A BUSY DAY IN THE STOCK EXCHANGE.

THE NEW YORK STOCK EXCHANGE.

BY HUBERT EARL.

A little gathering of men met under a buttonwood-tree in 1792, opposite what is now No. 60 Wall Street, and formed an association for the purpose of exchange and more ready current transaction of business. From this crude organization has grown the present New York Stock Exchange with its immense capital. Installed in a dignified edifice between Broad and New streets, with an entrance on Wall Street, its eleven hundred members transact business daily between 10 a.m. and 3 p.m. No transactions are allowed before or after these hours, a heavy fine being the penalty for each offence, and such contracts not being recognized by the governing committee of the Exchange.

A membership in the Stock Exchange is worth a small fortune, for the seats have sold as high as $32,500, though at present they do not bring over $18,000. The brokers are both rich and poor, but adding the value of the memberships to an estimated average capital of $100,000 for each member, $150,000,000 is a conservative figure of the capital invested.

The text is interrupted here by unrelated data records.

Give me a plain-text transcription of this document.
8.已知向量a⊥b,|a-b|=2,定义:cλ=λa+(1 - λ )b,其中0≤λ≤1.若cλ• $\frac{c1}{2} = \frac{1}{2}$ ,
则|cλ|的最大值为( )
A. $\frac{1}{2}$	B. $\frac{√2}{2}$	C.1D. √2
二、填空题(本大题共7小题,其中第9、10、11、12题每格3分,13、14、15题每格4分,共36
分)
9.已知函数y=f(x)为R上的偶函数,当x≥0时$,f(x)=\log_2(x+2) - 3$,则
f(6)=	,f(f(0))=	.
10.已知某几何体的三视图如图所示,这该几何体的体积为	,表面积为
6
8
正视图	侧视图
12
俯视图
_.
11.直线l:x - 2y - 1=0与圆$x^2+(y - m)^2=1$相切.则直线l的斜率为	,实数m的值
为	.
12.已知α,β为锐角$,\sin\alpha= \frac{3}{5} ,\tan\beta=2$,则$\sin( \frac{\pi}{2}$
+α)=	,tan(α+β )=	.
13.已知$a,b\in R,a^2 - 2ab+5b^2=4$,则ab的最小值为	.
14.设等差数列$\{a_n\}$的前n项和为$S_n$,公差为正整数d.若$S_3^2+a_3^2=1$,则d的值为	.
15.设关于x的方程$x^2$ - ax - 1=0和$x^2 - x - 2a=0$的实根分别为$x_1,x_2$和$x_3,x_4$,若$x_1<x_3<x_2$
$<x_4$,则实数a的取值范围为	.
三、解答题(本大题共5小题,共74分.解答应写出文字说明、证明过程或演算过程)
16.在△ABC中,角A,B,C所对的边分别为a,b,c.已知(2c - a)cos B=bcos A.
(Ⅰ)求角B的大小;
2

To the casual visitor who finds himself leaning over the handsome balcony rail looking down upon the immense floor of the Board-Room the howling gesticulating crowd of brokers appears like a mob of lunatics, and the occasional half-clipped calls that rise to his ears justify the comparison. Sign-posts are placed about the floor, bearing the names of the different stocks dealt in, and around these posts the brokers gather to buy and sell. When a particular stock is what is termed active, the brokers dealing in it surge madly around the post assigned to it, and amid deafening yells make their contracts. An ideal broker is one whose face never betrays any emotion, but remains perfectly passive, whether his stock transactions net him an enormous gain or lose him a fortune.